Resumen:
The applications of Li-ion batteries (LIBs) vary widely from the transport sector (viz. electric vehicles, aircraft, robotics, drones, etc.) to battery energy storage technologies supporting and strengthening the power grid to mitigate the problem of intermittency of renewable energy sources. However, the pace of this energy storage and transition greatly relies on the energy density as well as the fire safety of the rechargeable LIBs. Despite significant advancement in other characteristic requirements (viz. cycle life and high-rate capability), the insufficient energy density of existing LIBs to meet the ever-increasing demand for energy in human society, as well as the fire safety threats caused by thermal runaway, persist.
The fire safety of LIBs is generally increased by incorporating flame retardants (FR) in mainly the form of electrode/electrolyte additives, and coating layers on the surface of current collectors and separators. A typical FR increases the fire safety of batteries primarily by inhibiting the chain reactions, including the rise of internal temperature, pyrolysis of organic substances (such as electrolyte solvent and solid-electrolyte interfaces), ignition, and combustion that occur during the thermal runaway of the batteries. However, recently there have been many concerns about the toxicity, environmental, and recycling issues associated with conventional halogenated FR. Due to the advantages of eco-sustainability and easy recyclability, biobased flame retardants have emerged as potential alternatives to the halogenated FR. Therefore, in this work, we introduce biobased flame retardant phytic acid lithium (PALi) as an additive to improve the fire safety of polymer electrolytes.

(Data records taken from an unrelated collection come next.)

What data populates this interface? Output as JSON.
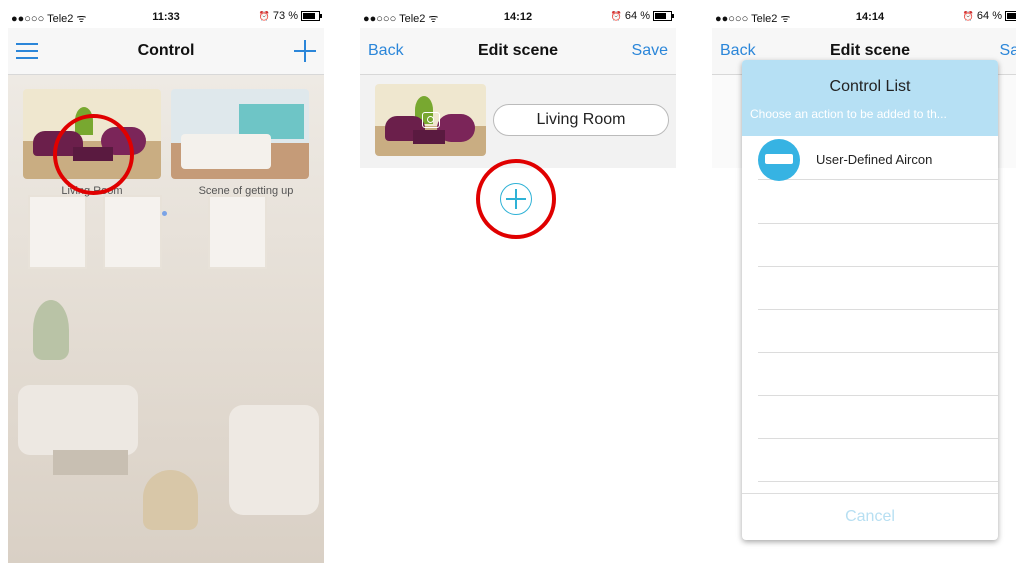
{
  "screens": [
    {
      "status": {
        "carrier": "●●○○○ Tele2 ᯤ",
        "time": "11:33",
        "battery": "73 %",
        "battery_level": 0.73
      },
      "nav": {
        "title": "Control"
      },
      "scenes": [
        {
          "label": "Living Room"
        },
        {
          "label": "Scene of getting up"
        }
      ]
    },
    {
      "status": {
        "carrier": "●●○○○ Tele2 ᯤ",
        "time": "14:12",
        "battery": "64 %",
        "battery_level": 0.64
      },
      "nav": {
        "back": "Back",
        "title": "Edit scene",
        "save": "Save"
      },
      "scene_name": "Living Room"
    },
    {
      "status": {
        "carrier": "●●○○○ Tele2 ᯤ",
        "time": "14:14",
        "battery": "64 %",
        "battery_level": 0.64
      },
      "nav": {
        "back": "Back",
        "title": "Edit scene",
        "save": "Save"
      },
      "modal": {
        "title": "Control List",
        "subtitle": "Choose an action to be added to th...",
        "items": [
          "User-Defined Aircon"
        ],
        "cancel": "Cancel"
      }
    }
  ],
  "colors": {
    "accent": "#2b86d9",
    "highlight_circle": "#e00000",
    "modal_header": "#b6e0f4",
    "add_button": "#2fb2d6"
  },
  "icons": [
    "menu-icon",
    "plus-icon",
    "camera-icon",
    "add-circle-icon",
    "aircon-icon",
    "alarm-icon",
    "battery-icon"
  ]
}
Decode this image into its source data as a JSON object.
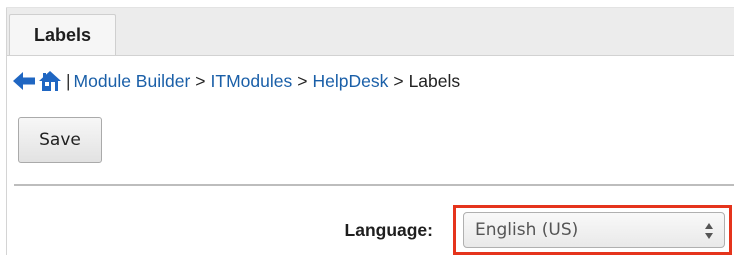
{
  "tab": {
    "label": "Labels"
  },
  "breadcrumb": {
    "separator": "|",
    "links": [
      "Module Builder",
      "ITModules",
      "HelpDesk"
    ],
    "current": "Labels",
    "arrow": ">"
  },
  "actions": {
    "save_label": "Save"
  },
  "language": {
    "label": "Language:",
    "selected": "English (US)",
    "highlight_color": "#e5341c"
  },
  "icons": {
    "back": "back-arrow-icon",
    "home": "home-icon",
    "select": "updown-arrows-icon"
  },
  "colors": {
    "link": "#1a5fa8",
    "icon": "#1f66c2"
  }
}
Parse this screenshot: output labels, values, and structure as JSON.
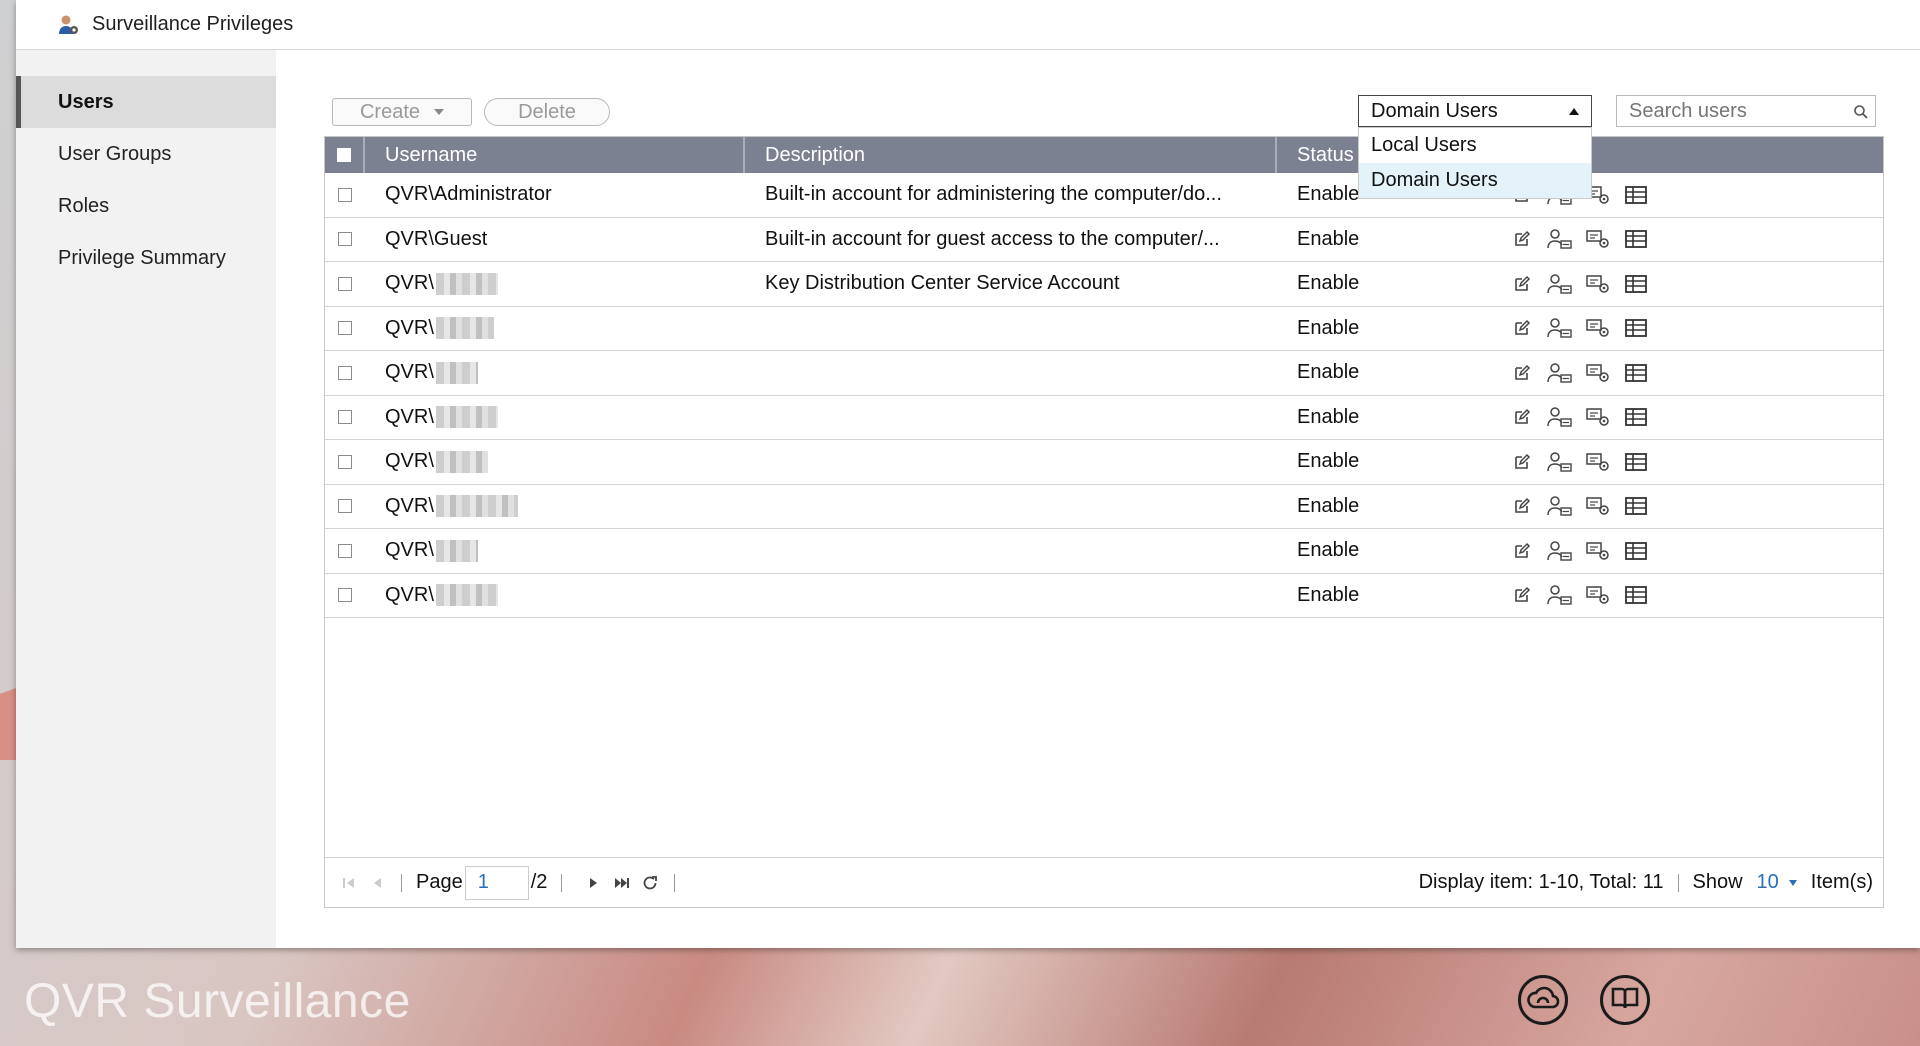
{
  "window": {
    "title": "Surveillance Privileges"
  },
  "sidebar": {
    "items": [
      {
        "label": "Users",
        "active": true
      },
      {
        "label": "User Groups"
      },
      {
        "label": "Roles"
      },
      {
        "label": "Privilege Summary"
      }
    ]
  },
  "toolbar": {
    "create_label": "Create",
    "delete_label": "Delete"
  },
  "filter": {
    "selected": "Domain Users",
    "options": [
      "Local Users",
      "Domain Users"
    ]
  },
  "search": {
    "placeholder": "Search users"
  },
  "table": {
    "columns": [
      "Username",
      "Description",
      "Status"
    ],
    "rows": [
      {
        "username": "QVR\\Administrator",
        "description": "Built-in account for administering the computer/do...",
        "status": "Enable"
      },
      {
        "username": "QVR\\Guest",
        "description": "Built-in account for guest access to the computer/...",
        "status": "Enable"
      },
      {
        "username": "QVR\\",
        "description": "Key Distribution Center Service Account",
        "status": "Enable"
      },
      {
        "username": "QVR\\",
        "description": "",
        "status": "Enable"
      },
      {
        "username": "QVR\\",
        "description": "",
        "status": "Enable"
      },
      {
        "username": "QVR\\",
        "description": "",
        "status": "Enable"
      },
      {
        "username": "QVR\\",
        "description": "",
        "status": "Enable"
      },
      {
        "username": "QVR\\",
        "description": "",
        "status": "Enable"
      },
      {
        "username": "QVR\\",
        "description": "",
        "status": "Enable"
      },
      {
        "username": "QVR\\",
        "description": "",
        "status": "Enable"
      }
    ]
  },
  "pager": {
    "page_label": "Page",
    "page_value": "1",
    "total_pages": "/2",
    "display_info": "Display item: 1-10, Total: 11",
    "show_label": "Show",
    "show_value": "10",
    "items_label": "Item(s)"
  },
  "footer": {
    "brand": "QVR Surveillance"
  }
}
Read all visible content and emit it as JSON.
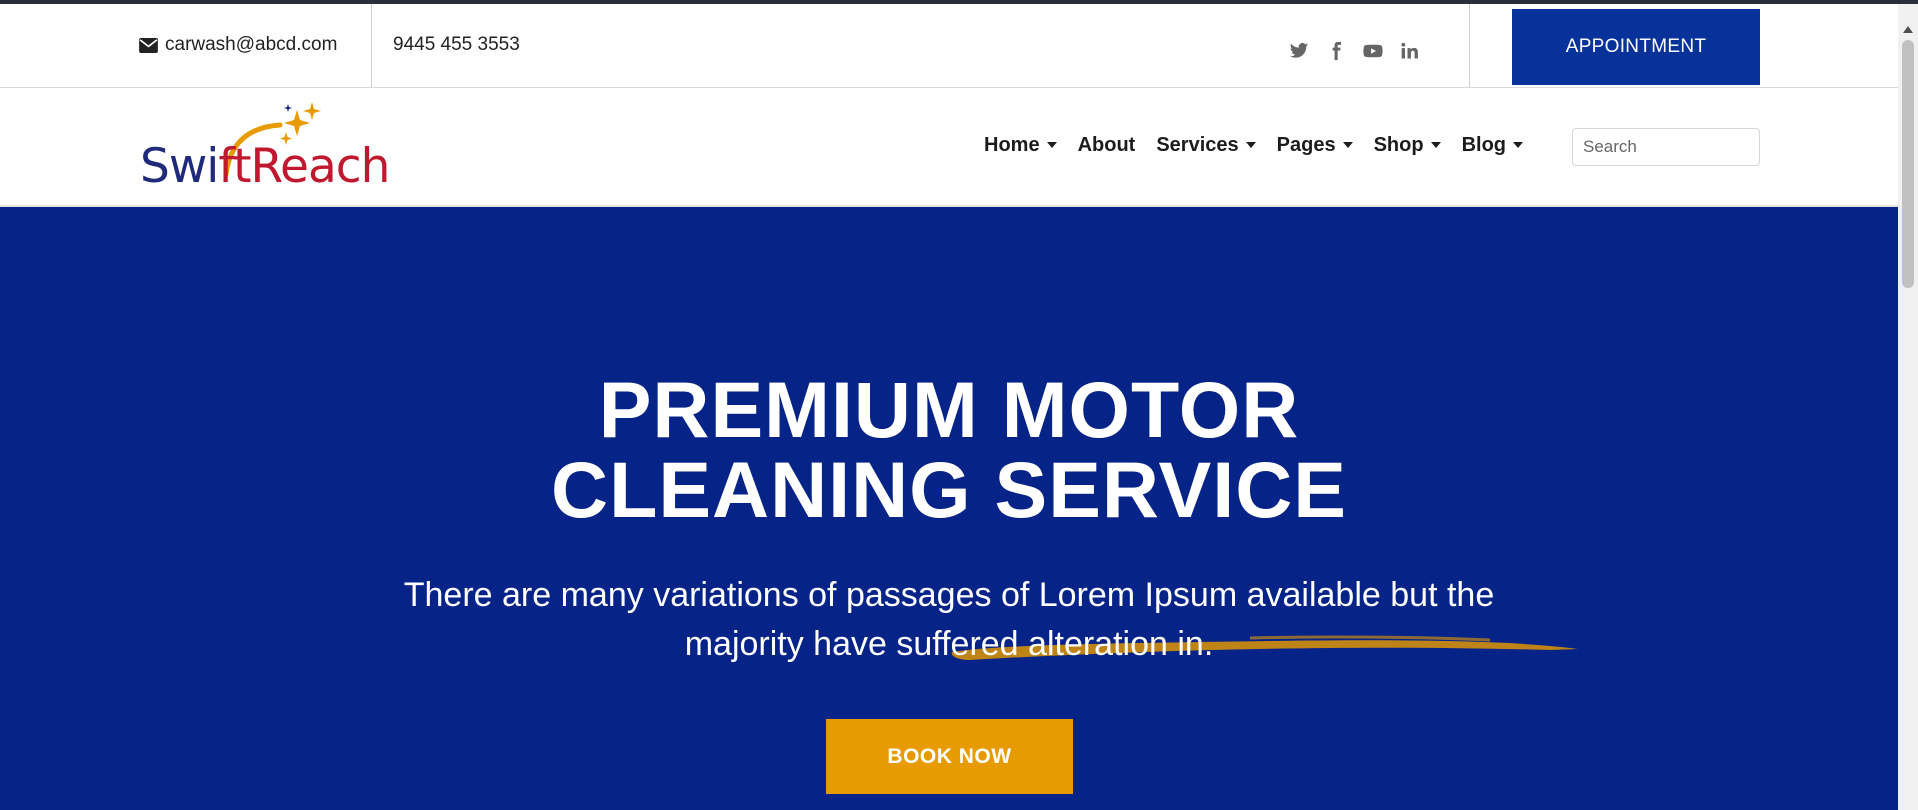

This dissertation aims to demonstrate a biobased polymer electrolyte integrated with flame-retardant materials. A solid polymer electrolyte was synthesized by using a polyethylene oxide/α-Cyclodextrin (PEO/α-CD)-based complex matrix with a unique polyrotaxane supramolecular assembly. Due to the polyrotaxane crosslinking, the as-prepared solid polymer electrolyte exhibited a higher ionic conductivity of 5.0 × 10–5 S cm–1 compared to the control solid polymer electrolytes without forming polyrotaxane. The higher Li+ ion conductivity of the solid polymer electrolyte is attributed to a greater fraction of amorphous PEO induced by polyrotaxane. The higher percentage of the amorphous PEO in the polyrotaxane solid polymer electrolyte was confirmed by X-ray diffraction (XRD) peak characterization, and differential scanning calorimetry (DSC). The origin of the higher ionic conductivity of the polyrotaxane solid polymer electrolyte was further corroborated by scanning electron microscopy (SEM) characterization. A LiǁLFP cell with the polyrotaxane solid polymer electrolyte exhibited stable cycling performance at 60 °C. The cell delivered an initial reversible specific capacity of 156 mAh g–1 during the first cycle of charge/discharge and retained 143 mAh g–1 after 60 cycles with an average capacity decay rate of 0.14% per cycle. Moreover, AP exhibited stable Coulombic efficiencies of greater than 98% during charge/discharge cycling.
After adding PALi into the AP electrolyte, the results of carbon residue formation after the burning test reveal the synergistic effect of polyrotaxane supramolecular units and phytate lithium salt. According to the EDS analysis for the carbon residue, the even phosphorous distribution can be proved. The presence of PALi offers a beneficial influence on the solid polymer electrolyte in terms of a relatively high flame resistivity by forming carbon residue containing P. The flame-retardant mechanism for this system can be found in some intumescent flame-retardant systems. The polyphosphate chain will form once the AP electrolyte containing PALi is heated, promoting cyclodextrin dehydration and producing carbon residue. In addition, the electrochemical performance of the AP-PALi electrolyte is still stable after adding 20% PALi. The initial capacity of the Li-LFP cell with AP-PALi20% is 160 mAh g-1.